Sifting through emails after an unintentional sabbatical I chanced upon what this person sent me. Now I had long stopped and made known that I will refrain from guest posts. Bah, too many requests - Hard to oblige all and spread the love.
But we Indian Junta are known for second chances. Ask Singh. We made him a King again. So read on what might well be the last guest post in this space in a loooong time to come. Lasts - How they come eventually. Prabhakaran would agree.
This is what Ramesh has to say, in response to the post : "It's raining Men - Hallelujah!"
DISCLAIMER: L/reva washes her hands off all of the words below and will be vacationing starting this weekend for a few days unable to accept the eggs or tomatoes that you might want to shower on her "poor self" for publishing this. All comments will be published promptly and responded to, though! But please take the time out to consider my preferences - I don't mind designer sandals being thrown at me. Gladiators are my fav model.
Piao liang de nu hai
Our lafemme needs a prod. So here’s a riposte to her “super post”, with a twist. And yes, its from a member of the male species.
Indian damsels – eat your heart out. You don’t stand a chance in front of the Chinese beauties I am privileged to live with – you see I live in the Middle Kingdom. Here are five reasons why
You have to redefine slimness when you see a Chinese lassie. They are uniformly pencil slim. Not an ounce of fat. And our own belles . Remarkably “healthy” . And after the baby comes – Eeeks.

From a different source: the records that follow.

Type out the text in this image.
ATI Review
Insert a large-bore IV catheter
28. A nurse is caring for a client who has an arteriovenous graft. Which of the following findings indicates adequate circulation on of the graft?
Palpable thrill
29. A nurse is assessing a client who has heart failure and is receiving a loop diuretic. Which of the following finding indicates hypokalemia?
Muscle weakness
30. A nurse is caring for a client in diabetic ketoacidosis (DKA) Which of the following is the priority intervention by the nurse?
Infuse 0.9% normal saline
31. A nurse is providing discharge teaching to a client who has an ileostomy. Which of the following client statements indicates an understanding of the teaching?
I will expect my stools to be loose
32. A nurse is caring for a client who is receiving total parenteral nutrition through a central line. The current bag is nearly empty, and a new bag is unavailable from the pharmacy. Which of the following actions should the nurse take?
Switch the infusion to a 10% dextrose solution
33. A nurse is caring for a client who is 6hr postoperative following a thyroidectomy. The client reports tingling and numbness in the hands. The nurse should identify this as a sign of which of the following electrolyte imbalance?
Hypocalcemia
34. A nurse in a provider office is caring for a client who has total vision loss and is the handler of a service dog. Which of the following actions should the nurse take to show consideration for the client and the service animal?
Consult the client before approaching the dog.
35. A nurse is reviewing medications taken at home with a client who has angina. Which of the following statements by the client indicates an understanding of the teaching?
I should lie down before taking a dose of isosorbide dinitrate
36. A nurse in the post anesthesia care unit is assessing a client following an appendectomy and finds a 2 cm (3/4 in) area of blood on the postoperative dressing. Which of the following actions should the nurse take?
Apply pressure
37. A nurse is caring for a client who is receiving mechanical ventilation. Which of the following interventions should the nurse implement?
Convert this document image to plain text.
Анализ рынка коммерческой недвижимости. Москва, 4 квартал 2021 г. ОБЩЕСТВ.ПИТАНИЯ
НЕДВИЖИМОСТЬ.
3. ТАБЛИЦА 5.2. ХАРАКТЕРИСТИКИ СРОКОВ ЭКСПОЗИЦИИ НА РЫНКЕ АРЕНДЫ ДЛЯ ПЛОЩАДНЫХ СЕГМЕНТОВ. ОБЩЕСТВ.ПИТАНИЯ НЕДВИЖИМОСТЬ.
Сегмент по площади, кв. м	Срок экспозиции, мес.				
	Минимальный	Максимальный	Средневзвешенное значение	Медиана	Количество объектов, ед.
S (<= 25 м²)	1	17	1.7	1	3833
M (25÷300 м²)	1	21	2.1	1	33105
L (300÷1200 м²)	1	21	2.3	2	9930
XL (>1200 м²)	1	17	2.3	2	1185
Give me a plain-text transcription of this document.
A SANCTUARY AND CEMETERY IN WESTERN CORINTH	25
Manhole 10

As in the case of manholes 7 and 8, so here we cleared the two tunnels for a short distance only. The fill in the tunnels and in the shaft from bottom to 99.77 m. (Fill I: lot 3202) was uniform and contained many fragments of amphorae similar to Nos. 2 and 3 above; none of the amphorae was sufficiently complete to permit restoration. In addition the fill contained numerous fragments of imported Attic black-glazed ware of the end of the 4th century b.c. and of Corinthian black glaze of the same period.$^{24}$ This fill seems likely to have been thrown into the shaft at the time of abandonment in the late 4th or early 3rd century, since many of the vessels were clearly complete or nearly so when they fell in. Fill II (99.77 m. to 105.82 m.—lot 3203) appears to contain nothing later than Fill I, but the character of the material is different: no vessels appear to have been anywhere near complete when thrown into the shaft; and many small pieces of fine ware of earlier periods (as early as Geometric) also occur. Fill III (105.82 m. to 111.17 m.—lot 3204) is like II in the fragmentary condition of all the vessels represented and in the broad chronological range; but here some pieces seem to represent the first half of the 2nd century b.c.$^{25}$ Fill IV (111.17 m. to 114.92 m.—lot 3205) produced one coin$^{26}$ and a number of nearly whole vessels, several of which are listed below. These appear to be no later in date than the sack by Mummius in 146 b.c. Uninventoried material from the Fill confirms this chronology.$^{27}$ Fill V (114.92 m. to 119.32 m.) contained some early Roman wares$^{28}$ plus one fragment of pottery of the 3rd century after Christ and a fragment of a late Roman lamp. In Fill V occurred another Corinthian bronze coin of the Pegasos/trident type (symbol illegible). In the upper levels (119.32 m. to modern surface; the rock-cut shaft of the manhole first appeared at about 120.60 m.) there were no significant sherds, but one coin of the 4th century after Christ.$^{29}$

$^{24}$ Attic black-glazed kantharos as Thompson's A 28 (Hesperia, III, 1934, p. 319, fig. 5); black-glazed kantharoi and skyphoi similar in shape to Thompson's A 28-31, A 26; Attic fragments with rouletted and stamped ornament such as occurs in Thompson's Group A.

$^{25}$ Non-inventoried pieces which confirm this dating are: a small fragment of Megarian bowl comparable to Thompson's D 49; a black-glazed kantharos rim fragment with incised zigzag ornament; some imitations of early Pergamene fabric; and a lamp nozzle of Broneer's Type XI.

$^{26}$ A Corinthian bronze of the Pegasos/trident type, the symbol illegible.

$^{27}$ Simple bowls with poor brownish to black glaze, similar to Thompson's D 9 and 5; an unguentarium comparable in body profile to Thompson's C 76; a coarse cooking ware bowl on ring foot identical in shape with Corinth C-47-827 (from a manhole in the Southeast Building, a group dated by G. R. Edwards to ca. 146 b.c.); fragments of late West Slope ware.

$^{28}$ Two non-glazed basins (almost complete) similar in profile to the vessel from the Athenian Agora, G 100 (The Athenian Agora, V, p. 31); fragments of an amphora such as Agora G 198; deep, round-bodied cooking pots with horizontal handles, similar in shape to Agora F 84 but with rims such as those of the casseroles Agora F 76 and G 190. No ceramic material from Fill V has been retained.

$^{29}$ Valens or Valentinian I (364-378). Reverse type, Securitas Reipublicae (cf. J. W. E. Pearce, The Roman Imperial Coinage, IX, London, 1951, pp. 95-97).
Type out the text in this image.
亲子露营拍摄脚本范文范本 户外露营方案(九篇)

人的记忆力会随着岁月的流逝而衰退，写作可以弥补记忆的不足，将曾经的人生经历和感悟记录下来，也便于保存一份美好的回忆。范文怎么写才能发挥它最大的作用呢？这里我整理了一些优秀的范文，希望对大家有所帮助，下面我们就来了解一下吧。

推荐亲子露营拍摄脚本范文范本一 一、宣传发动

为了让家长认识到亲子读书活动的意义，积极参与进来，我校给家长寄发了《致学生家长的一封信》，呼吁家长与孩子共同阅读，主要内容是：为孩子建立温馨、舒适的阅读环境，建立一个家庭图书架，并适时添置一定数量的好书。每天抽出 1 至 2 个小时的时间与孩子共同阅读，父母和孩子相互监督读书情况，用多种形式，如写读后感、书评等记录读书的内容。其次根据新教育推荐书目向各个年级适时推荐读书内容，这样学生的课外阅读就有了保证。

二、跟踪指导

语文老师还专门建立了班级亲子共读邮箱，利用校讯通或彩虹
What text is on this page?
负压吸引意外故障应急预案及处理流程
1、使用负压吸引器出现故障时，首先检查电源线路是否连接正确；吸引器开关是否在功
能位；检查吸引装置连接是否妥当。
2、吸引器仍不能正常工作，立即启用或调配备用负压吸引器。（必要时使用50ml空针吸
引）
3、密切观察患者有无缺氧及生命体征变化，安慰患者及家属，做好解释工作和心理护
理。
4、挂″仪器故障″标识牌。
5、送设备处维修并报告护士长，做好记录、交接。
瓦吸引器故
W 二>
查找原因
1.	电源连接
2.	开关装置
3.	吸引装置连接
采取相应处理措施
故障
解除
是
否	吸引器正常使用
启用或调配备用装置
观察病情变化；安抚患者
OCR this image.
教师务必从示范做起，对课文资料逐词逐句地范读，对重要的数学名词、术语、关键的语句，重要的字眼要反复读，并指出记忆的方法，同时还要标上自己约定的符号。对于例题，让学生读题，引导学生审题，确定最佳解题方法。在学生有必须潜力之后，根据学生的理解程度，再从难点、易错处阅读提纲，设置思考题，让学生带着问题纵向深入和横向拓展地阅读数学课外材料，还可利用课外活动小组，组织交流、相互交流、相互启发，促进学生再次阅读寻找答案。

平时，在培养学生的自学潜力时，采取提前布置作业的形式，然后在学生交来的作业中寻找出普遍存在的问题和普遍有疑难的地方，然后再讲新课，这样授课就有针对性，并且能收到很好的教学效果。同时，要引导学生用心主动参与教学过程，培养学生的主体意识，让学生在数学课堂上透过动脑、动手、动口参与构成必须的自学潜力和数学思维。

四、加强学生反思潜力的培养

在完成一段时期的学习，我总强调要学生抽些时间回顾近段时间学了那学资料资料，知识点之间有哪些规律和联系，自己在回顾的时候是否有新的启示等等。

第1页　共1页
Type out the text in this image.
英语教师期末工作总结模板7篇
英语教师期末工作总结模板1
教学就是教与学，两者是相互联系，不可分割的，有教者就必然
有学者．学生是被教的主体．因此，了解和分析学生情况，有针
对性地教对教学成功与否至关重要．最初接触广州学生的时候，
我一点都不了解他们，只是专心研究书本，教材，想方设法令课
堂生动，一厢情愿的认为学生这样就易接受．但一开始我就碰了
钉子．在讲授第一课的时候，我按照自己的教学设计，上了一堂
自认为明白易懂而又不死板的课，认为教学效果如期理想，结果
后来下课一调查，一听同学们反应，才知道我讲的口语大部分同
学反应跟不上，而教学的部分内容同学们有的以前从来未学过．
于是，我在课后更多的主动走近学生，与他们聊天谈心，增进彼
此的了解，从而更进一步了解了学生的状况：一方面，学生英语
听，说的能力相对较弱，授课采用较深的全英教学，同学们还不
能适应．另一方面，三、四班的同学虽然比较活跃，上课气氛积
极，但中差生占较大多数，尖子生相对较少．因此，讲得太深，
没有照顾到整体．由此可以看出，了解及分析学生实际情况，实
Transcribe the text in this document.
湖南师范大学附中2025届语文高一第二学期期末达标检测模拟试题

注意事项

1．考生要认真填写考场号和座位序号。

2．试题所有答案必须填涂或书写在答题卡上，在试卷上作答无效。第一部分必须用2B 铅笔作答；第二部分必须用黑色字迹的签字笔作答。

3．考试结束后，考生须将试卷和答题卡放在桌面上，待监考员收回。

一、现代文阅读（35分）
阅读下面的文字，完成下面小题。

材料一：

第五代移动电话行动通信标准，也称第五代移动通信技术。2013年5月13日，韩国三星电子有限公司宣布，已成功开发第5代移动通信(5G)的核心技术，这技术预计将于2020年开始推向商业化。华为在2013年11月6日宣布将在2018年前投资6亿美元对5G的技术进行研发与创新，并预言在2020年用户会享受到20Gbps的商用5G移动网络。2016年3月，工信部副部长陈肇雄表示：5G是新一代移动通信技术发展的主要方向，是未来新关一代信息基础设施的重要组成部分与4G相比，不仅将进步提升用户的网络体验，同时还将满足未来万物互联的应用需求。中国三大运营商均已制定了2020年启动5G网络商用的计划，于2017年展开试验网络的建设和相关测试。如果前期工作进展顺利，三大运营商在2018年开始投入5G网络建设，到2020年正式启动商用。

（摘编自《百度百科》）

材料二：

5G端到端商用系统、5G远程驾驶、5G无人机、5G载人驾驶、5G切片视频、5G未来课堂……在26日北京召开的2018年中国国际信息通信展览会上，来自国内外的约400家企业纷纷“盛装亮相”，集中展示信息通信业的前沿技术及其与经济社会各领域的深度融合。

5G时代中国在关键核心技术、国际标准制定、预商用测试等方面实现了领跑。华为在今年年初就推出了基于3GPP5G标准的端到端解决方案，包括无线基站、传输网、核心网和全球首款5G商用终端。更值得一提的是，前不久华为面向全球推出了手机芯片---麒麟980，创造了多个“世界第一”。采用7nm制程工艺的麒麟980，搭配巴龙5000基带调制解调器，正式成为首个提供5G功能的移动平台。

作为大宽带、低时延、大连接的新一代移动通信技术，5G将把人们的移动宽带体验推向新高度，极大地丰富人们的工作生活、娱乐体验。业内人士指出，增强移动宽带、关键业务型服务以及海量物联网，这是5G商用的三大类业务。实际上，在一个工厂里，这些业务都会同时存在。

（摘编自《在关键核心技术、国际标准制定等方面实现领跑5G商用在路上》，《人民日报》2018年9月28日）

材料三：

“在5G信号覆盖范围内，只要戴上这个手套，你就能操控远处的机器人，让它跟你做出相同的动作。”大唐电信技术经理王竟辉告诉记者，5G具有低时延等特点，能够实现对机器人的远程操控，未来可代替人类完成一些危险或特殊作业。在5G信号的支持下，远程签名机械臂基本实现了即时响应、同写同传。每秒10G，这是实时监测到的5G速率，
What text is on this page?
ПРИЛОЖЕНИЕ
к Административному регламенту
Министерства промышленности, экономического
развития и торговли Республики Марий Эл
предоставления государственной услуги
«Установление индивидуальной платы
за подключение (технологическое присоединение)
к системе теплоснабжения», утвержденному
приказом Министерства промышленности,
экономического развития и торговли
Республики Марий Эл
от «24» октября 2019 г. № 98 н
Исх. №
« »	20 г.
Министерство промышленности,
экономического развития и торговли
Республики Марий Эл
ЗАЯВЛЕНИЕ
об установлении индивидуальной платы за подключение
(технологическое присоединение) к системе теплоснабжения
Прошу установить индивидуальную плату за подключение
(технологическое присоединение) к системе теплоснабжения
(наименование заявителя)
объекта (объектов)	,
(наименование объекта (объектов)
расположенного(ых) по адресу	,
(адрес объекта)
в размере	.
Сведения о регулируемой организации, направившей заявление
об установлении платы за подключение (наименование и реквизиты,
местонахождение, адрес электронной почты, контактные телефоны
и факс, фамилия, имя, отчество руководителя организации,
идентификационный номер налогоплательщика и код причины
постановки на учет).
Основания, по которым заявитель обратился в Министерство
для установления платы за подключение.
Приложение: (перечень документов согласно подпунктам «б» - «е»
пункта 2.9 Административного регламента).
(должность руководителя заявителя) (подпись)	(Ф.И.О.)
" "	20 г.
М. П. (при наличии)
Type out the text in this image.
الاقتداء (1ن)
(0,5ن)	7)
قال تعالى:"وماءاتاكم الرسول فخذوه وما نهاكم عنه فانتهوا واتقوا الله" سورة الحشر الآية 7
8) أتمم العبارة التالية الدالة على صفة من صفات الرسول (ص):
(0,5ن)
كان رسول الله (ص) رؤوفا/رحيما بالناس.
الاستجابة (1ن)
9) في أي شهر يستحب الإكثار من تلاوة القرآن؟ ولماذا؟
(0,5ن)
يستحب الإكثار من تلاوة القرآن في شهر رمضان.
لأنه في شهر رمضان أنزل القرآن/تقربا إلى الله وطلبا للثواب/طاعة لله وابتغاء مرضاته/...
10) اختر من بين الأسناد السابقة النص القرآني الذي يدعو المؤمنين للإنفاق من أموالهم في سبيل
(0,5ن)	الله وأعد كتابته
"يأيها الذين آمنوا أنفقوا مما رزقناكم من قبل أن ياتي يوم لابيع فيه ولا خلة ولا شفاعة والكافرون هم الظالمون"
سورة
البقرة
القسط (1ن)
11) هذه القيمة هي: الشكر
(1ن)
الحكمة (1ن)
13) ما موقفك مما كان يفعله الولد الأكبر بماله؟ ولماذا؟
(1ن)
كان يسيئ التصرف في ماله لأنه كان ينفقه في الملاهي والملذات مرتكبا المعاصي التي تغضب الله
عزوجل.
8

You have to define youth too . The number of times I have mistaken a mother for a school girl is not funny (I am not making this up). Everybody looks sixteen and lovely.
Wow, they dress up. What outfits. And our own coder, Vlakshi. Gimme a break. I’ll run a mile. Surely the salwar kameez must be the worst outfit ever invented.
What lovely hair. There are three times more hair dressing salons in China than there are saree shops in India. In fact three every street corner. Impeccably groomed these Chinese girls are. And our own coder – my dear, washing your waist length hair once a month just won’t do.
But here’s the clincher. Chinese women love foreigners. The whiter you are the better, but brown will do too. They think we males (as long as we are not Chinese) are God’s gift to mankind. At long last somebody somewhere has got this universal truth. And our beauty wants us to talk to her mother. Ugh !
Just kidding. We desis love our lafemmes. Have to say that, don’t I. Actually the real reason why , is because there just isn’t a lafemmereva in the Middle Kingdom. There just can’t be.
But still, still, Oh man ! how gorgeous these Chinese damsels are.
Just in case you are wondering – the title means Beautiful Girls in Mandarin.